Adam la atrajo inmediatamente hacia él y él mismo se dirigió a
Artemisa.
—Nuestro castillo necesita una exploración a fondo —dijo—.
Creo que deberíamos programar una. Tal vez… Si no tienes otros
planes para Navidad, podrías ocuparte tú.
Artemisa sonrió y corrió hacia donde estaban, enroscándose en
las piernas de Adam.
—¡Eres el mejor duque del mundo! —declaró.
—Sí, lo es —Perséfone sonrió a Adam.
Adam no forzó su sonrisa en respuesta:
—Lo soy. Por lo menos, el más afortunado.
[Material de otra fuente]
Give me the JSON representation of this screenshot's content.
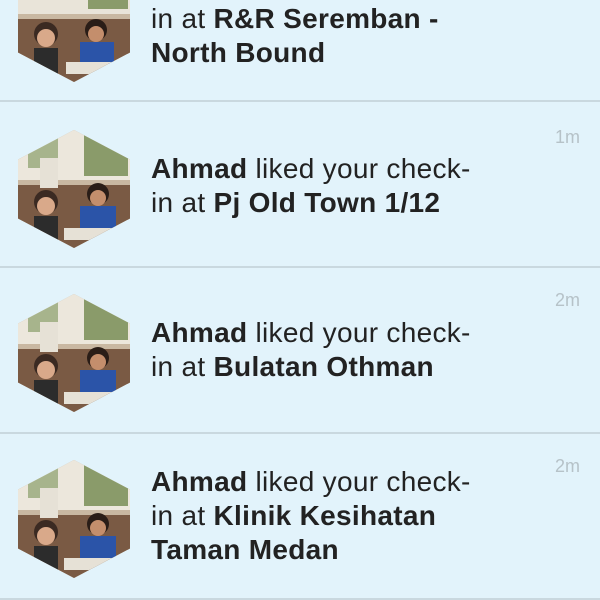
{
  "notifications": [
    {
      "user": "",
      "action_line1": "",
      "action_line2": "in at ",
      "place": "R&R Seremban -\nNorth Bound",
      "time": ""
    },
    {
      "user": "Ahmad",
      "action_line1": " liked your check-",
      "action_line2": "in at ",
      "place": "Pj Old Town 1/12",
      "time": "1m"
    },
    {
      "user": "Ahmad",
      "action_line1": " liked your check-",
      "action_line2": "in at ",
      "place": "Bulatan Othman",
      "time": "2m"
    },
    {
      "user": "Ahmad",
      "action_line1": " liked your check-",
      "action_line2": "in at ",
      "place": "Klinik Kesihatan\nTaman Medan",
      "time": "2m"
    }
  ],
  "avatar_icon": "user-photo-icon",
  "colors": {
    "background": "#e2f3fb",
    "divider": "#c9d8df",
    "text": "#222222",
    "time": "#b6c2c8"
  }
}
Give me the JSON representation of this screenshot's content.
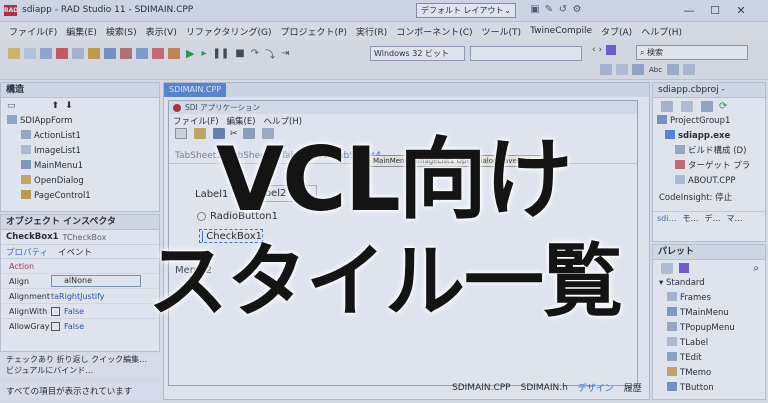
{
  "window": {
    "title": "sdiapp - RAD Studio 11 - SDIMAIN.CPP",
    "app_badge": "RAD",
    "layout_combo": "デフォルト レイアウト",
    "min": "—",
    "max": "☐",
    "close": "✕"
  },
  "menu": [
    "ファイル(F)",
    "編集(E)",
    "検索(S)",
    "表示(V)",
    "リファクタリング(G)",
    "プロジェクト(P)",
    "実行(R)",
    "コンポーネント(C)",
    "ツール(T)",
    "TwineCompile",
    "タブ(A)",
    "ヘルプ(H)"
  ],
  "toolbar": {
    "platform": "Windows 32 ビット",
    "search_placeholder": "検索",
    "abc": "Abc"
  },
  "structure_panel": {
    "title": "構造",
    "items": [
      "SDIAppForm",
      "ActionList1",
      "ImageList1",
      "MainMenu1",
      "OpenDialog",
      "PageControl1"
    ]
  },
  "inspector": {
    "title": "オブジェクト インスペクタ",
    "object": "CheckBox1",
    "object_type": "TCheckBox",
    "tabs": [
      "プロパティ",
      "イベント"
    ],
    "rows": [
      {
        "name": "Action",
        "value": ""
      },
      {
        "name": "Align",
        "value": "alNone"
      },
      {
        "name": "Alignment",
        "value": "taRightJustify"
      },
      {
        "name": "AlignWith",
        "value": "False"
      },
      {
        "name": "AllowGray",
        "value": "False"
      }
    ],
    "footer_links": "チェックあり 折り返し クイック編集…",
    "footer_bind": "ビジュアルにバインド…",
    "status": "すべての項目が表示されています"
  },
  "editor": {
    "file_tab": "SDIMAIN.CPP",
    "form_caption": "SDI アプリケーション",
    "form_menu": [
      "ファイル(F)",
      "編集(E)",
      "ヘルプ(H)"
    ],
    "page_tabs": [
      "TabSheet1",
      "TabSheet2",
      "TabSheet3",
      "TabSheet4"
    ],
    "hint": "MainMenu1 ImageList1 OpenDialog SaveDialog",
    "label1": "Label1",
    "label2": "Label2",
    "radio": "RadioButton1",
    "check": "CheckBox1",
    "memo": "Memo2",
    "bottom_tabs": [
      "SDIMAIN.CPP",
      "SDIMAIN.h",
      "デザイン",
      "履歴"
    ]
  },
  "project_panel": {
    "title": "sdiapp.cbproj -",
    "items": [
      "ProjectGroup1",
      "sdiapp.exe",
      "ビルド構成 (D)",
      "ターゲット プラ",
      "ABOUT.CPP"
    ],
    "codeinsight": "CodeInsight: 停止",
    "tabs": [
      "sdi…",
      "モ…",
      "デ…",
      "マ…"
    ]
  },
  "palette": {
    "title": "パレット",
    "category": "Standard",
    "items": [
      "Frames",
      "TMainMenu",
      "TPopupMenu",
      "TLabel",
      "TEdit",
      "TMemo",
      "TButton"
    ]
  },
  "overlay": {
    "line1": "VCL向け",
    "line2": "スタイル一覧"
  },
  "colors": {
    "accent": "#3f6fbf",
    "tab_active": "#5b8bd6",
    "overlay_tint": "#6a8cc8"
  }
}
Artemisa continuó rodeándolos, soltando grititos mientras lo
hacía, dando las gracias una y otra vez.
—¿Te das cuenta de que la acompañará el resto de la familia y
de que Falstone estará invadido de gente?
Adam asintió.
—Probablemente estaré de mal humor de vez en cuando. —Su
expresión se volvió más seria—. Una vez más, te tocará salvarme
de mí mismo. Ya lo has hecho, sabes a lo que me refiero.
—¿Salvarte?
—Mi querida Perséfone… —le susurró al oído—. Te habría
seguido sin importar lo lejos que estuvieras.
—Hades siempre fue tras Perséfone —repitió.
La besó de nuevo, como un soplo de aire fresco.
—Y siempre volvía a casa.
—Siempre —repitió Perséfone—. Siempre.